I’ve resurrected another old photo collection for the archive. Recently I’ve had Africa on my mind, as I was originally supposed to be wrapping up my latest South Africa trip right about now. So I set out to tackle one of the older collections that originally appeared on my old website. As I’ve been doing with other older images I’ve recently added from Yellowstone and the Pacific Northwest, I culled some of the photos I’d been holding onto for no good reason (with more experience, I’m a bit more critical about the quality of my past work), then I renamed and keyworded the remaining photos to bring them up to date with my current workflow, and then reprocessed photos, or in some cases processed images for the first time.
As a result, I’ve uploaded the Rwanda 2007 Nature & Wildlife gallery. That’s the link to the full gallery. You can see some preview images below.

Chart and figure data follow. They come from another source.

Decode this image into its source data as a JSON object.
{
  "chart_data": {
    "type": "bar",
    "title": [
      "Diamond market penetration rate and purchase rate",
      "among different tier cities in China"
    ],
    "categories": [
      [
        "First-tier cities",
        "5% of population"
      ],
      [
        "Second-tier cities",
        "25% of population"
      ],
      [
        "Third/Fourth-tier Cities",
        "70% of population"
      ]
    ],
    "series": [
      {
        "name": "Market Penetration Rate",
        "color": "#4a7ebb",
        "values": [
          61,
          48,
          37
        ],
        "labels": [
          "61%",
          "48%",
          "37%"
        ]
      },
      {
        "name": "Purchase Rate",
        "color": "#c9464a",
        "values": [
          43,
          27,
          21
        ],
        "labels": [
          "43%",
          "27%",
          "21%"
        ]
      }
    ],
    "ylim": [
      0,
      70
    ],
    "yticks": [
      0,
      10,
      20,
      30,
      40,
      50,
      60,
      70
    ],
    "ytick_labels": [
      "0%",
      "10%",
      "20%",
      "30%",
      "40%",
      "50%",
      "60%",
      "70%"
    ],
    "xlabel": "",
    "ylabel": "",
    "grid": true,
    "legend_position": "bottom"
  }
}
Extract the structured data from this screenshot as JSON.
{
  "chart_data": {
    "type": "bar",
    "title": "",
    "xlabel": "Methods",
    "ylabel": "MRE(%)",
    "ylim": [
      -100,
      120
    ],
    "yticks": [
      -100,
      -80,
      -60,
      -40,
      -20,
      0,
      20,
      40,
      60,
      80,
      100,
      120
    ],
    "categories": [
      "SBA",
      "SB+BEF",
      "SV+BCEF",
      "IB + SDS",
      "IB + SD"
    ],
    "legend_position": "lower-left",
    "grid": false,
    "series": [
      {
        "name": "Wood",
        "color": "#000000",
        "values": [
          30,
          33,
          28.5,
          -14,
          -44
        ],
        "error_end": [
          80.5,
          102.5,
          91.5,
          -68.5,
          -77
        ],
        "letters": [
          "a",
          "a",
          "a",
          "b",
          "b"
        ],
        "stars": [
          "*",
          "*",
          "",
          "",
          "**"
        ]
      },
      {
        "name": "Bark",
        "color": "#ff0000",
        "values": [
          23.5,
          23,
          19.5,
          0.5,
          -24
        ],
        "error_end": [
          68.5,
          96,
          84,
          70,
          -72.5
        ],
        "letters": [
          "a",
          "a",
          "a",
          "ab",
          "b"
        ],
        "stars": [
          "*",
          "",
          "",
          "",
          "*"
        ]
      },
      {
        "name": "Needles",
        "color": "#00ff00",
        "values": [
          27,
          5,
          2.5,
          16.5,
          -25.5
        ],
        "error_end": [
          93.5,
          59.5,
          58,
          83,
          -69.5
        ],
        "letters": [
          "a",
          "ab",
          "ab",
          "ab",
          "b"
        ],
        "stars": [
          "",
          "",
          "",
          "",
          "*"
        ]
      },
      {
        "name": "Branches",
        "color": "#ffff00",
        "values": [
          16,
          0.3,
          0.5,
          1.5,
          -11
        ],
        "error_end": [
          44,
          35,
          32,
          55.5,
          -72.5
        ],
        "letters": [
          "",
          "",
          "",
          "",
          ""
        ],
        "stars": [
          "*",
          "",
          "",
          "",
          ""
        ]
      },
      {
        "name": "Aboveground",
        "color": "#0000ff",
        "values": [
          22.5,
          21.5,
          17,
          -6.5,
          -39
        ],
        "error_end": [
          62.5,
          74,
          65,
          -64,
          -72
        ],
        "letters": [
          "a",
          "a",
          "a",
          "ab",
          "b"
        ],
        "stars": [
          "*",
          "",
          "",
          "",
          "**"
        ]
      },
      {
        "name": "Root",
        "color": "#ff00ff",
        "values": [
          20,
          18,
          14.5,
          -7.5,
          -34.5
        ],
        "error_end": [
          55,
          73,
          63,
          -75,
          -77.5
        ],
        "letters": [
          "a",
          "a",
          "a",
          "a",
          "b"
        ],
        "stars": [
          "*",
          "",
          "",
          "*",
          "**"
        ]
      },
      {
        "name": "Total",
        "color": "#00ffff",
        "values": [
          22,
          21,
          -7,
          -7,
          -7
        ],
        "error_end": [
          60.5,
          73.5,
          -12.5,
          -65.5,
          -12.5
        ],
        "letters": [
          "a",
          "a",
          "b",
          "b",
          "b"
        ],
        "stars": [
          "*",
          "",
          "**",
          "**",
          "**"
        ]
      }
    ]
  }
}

This was my very first Africa trip, by the way. At the time, we had no idea if we’d ever make it back to Africa, so we wanted to make the most of our first experience. Rwanda was first, followed by Tanzania. The main goal for most people when they visit Rwanda is to see wild mountain gorillas, and such was the case for us. At the time, the gorilla population was well under 1000 individuals (it has been climbing since then), and this species does not survive in captivity, unlike its lowland cousins. So it’s a very rare and special experience to see them up close.

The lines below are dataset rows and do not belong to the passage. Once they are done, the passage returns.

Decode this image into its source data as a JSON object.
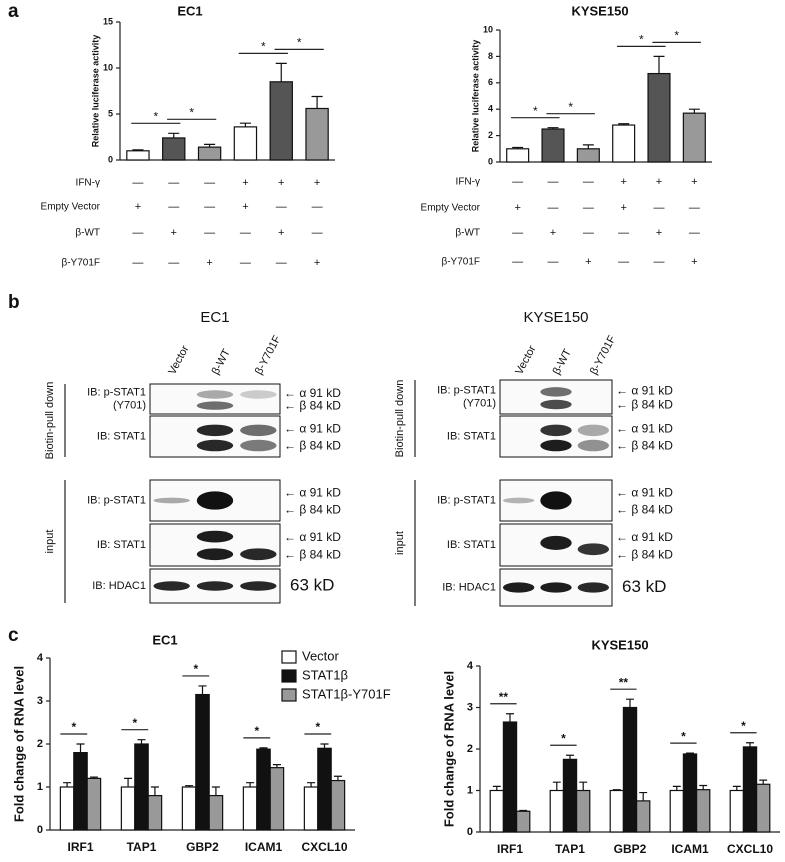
{
  "panel_labels": [
    "a",
    "b",
    "c"
  ],
  "chart_data": [
    {
      "type": "bar",
      "title": "EC1",
      "ylabel": "Relative luciferase activity",
      "ylim": [
        0,
        15
      ],
      "yticks": [
        0,
        5,
        10,
        15
      ],
      "values": [
        1.0,
        2.4,
        1.4,
        3.6,
        8.5,
        5.6
      ],
      "errors": [
        0.1,
        0.5,
        0.3,
        0.4,
        2.0,
        1.3
      ],
      "colors": [
        "#ffffff",
        "#555555",
        "#999999",
        "#ffffff",
        "#555555",
        "#999999"
      ],
      "significance": [
        "*",
        "*",
        "*",
        "*"
      ],
      "conditions": [
        {
          "label": "IFN-γ",
          "signs": [
            "—",
            "—",
            "—",
            "+",
            "+",
            "+"
          ]
        },
        {
          "label": "Empty Vector",
          "signs": [
            "+",
            "—",
            "—",
            "+",
            "—",
            "—"
          ]
        },
        {
          "label": "β-WT",
          "signs": [
            "—",
            "+",
            "—",
            "—",
            "+",
            "—"
          ]
        },
        {
          "label": "β-Y701F",
          "signs": [
            "—",
            "—",
            "+",
            "—",
            "—",
            "+"
          ]
        }
      ]
    },
    {
      "type": "bar",
      "title": "KYSE150",
      "ylabel": "Relative luciferase activity",
      "ylim": [
        0,
        10
      ],
      "yticks": [
        0,
        2,
        4,
        6,
        8,
        10
      ],
      "values": [
        1.0,
        2.5,
        1.0,
        2.8,
        6.7,
        3.7
      ],
      "errors": [
        0.1,
        0.1,
        0.3,
        0.1,
        1.3,
        0.3
      ],
      "colors": [
        "#ffffff",
        "#555555",
        "#999999",
        "#ffffff",
        "#555555",
        "#999999"
      ],
      "significance": [
        "*",
        "*",
        "*",
        "*"
      ],
      "conditions": [
        {
          "label": "IFN-γ",
          "signs": [
            "—",
            "—",
            "—",
            "+",
            "+",
            "+"
          ]
        },
        {
          "label": "Empty Vector",
          "signs": [
            "+",
            "—",
            "—",
            "+",
            "—",
            "—"
          ]
        },
        {
          "label": "β-WT",
          "signs": [
            "—",
            "+",
            "—",
            "—",
            "+",
            "—"
          ]
        },
        {
          "label": "β-Y701F",
          "signs": [
            "—",
            "—",
            "+",
            "—",
            "—",
            "+"
          ]
        }
      ]
    },
    {
      "type": "grouped-bar",
      "title": "EC1",
      "ylabel": "Fold change of RNA level",
      "ylim": [
        0,
        4
      ],
      "yticks": [
        0,
        1,
        2,
        3,
        4
      ],
      "categories": [
        "IRF1",
        "TAP1",
        "GBP2",
        "ICAM1",
        "CXCL10"
      ],
      "series": [
        {
          "name": "Vector",
          "color": "#ffffff",
          "values": [
            1,
            1,
            1,
            1,
            1
          ],
          "errors": [
            0.1,
            0.2,
            0.03,
            0.1,
            0.1
          ]
        },
        {
          "name": "STAT1β",
          "color": "#111111",
          "values": [
            1.8,
            2.0,
            3.15,
            1.88,
            1.9
          ],
          "errors": [
            0.2,
            0.1,
            0.2,
            0.03,
            0.1
          ]
        },
        {
          "name": "STAT1β-Y701F",
          "color": "#999999",
          "values": [
            1.2,
            0.8,
            0.8,
            1.45,
            1.15
          ],
          "errors": [
            0.03,
            0.2,
            0.2,
            0.07,
            0.1
          ]
        }
      ],
      "significance": [
        "*",
        "*",
        "*",
        "*",
        "*"
      ]
    },
    {
      "type": "grouped-bar",
      "title": "KYSE150",
      "ylabel": "Fold change of RNA level",
      "ylim": [
        0,
        4
      ],
      "yticks": [
        0,
        1,
        2,
        3,
        4
      ],
      "categories": [
        "IRF1",
        "TAP1",
        "GBP2",
        "ICAM1",
        "CXCL10"
      ],
      "series": [
        {
          "color": "#ffffff",
          "values": [
            1,
            1,
            1,
            1,
            1
          ],
          "errors": [
            0.1,
            0.2,
            0.02,
            0.1,
            0.1
          ]
        },
        {
          "color": "#111111",
          "values": [
            2.65,
            1.75,
            3.0,
            1.88,
            2.05
          ],
          "errors": [
            0.2,
            0.1,
            0.2,
            0.02,
            0.1
          ]
        },
        {
          "color": "#999999",
          "values": [
            0.5,
            1.0,
            0.75,
            1.02,
            1.15
          ],
          "errors": [
            0.02,
            0.2,
            0.2,
            0.1,
            0.1
          ]
        }
      ],
      "significance": [
        "**",
        "*",
        "**",
        "*",
        "*"
      ]
    }
  ],
  "blots": [
    {
      "title": "EC1",
      "lanes": [
        "Vector",
        "β-WT",
        "β-Y701F"
      ],
      "groups": [
        "Biotin-pull down",
        "input"
      ],
      "rows": [
        {
          "label": [
            "IB: p-STAT1",
            "(Y701)"
          ],
          "markers": [
            "← α 91 kD",
            "← β 84 kD"
          ]
        },
        {
          "label": [
            "IB: STAT1"
          ],
          "markers": [
            "← α 91 kD",
            "← β 84 kD"
          ]
        },
        {
          "label": [
            "IB: p-STAT1"
          ],
          "markers": [
            "← α 91 kD",
            "← β 84 kD"
          ]
        },
        {
          "label": [
            "IB: STAT1"
          ],
          "markers": [
            "← α 91 kD",
            "← β 84 kD"
          ]
        },
        {
          "label": [
            "IB: HDAC1"
          ],
          "markers": [
            "63 kD"
          ]
        }
      ]
    },
    {
      "title": "KYSE150",
      "lanes": [
        "Vector",
        "β-WT",
        "β-Y701F"
      ],
      "groups": [
        "Biotin-pull down",
        "input"
      ],
      "rows": [
        {
          "label": [
            "IB: p-STAT1",
            "(Y701)"
          ],
          "markers": [
            "← α 91 kD",
            "← β 84 kD"
          ]
        },
        {
          "label": [
            "IB: STAT1"
          ],
          "markers": [
            "← α 91 kD",
            "← β 84 kD"
          ]
        },
        {
          "label": [
            "IB: p-STAT1"
          ],
          "markers": [
            "← α 91 kD",
            "← β 84 kD"
          ]
        },
        {
          "label": [
            "IB: STAT1"
          ],
          "markers": [
            "← α 91 kD",
            "← β 84 kD"
          ]
        },
        {
          "label": [
            "IB: HDAC1"
          ],
          "markers": [
            "63 kD"
          ]
        }
      ]
    }
  ]
}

What surprised us was the beauty of the country and friendliness of the people. I ended up taking some “cultural” shots on this trip as well, and I’ll be combining those with similar images from Tanzania later. So this gallery is all about the wildlife. Mainly the gorillas.
Rwanda is known as The Land of a Thousand Hills for good reason.
We scheduled two gorilla treks, visiting the 13 Group and the Amahoro Group. Given the fact that I was shooting a Canon 40D and 20D in those days, it’s a miracle I came away with many usable photos. I would love to get back with updated equipment, though the price of a trek in Rwanda is now triple what it was back then! Still, a few shots came out okay.
This silverback greeted us… enthusiastically (as I wrote in my Scariest Moments article) when we first stepped into the clearing where his family was hanging out.
In between gorilla treks, we scheduled a visit to the endangered golden monkeys found in the national park’s lowland bamboo forests. Not great for photos, but I included a few shots in the gallery.
Baby mountain gorillas are as fun to watch as you’d expect. And unlike, say, bears, even the older youngsters maintain a fair bit of spunk. At one point a young gorilla grabbed Jenn’s pant leg and tried to drag her along to play!
These last two images remain my favorite portraits from the collection.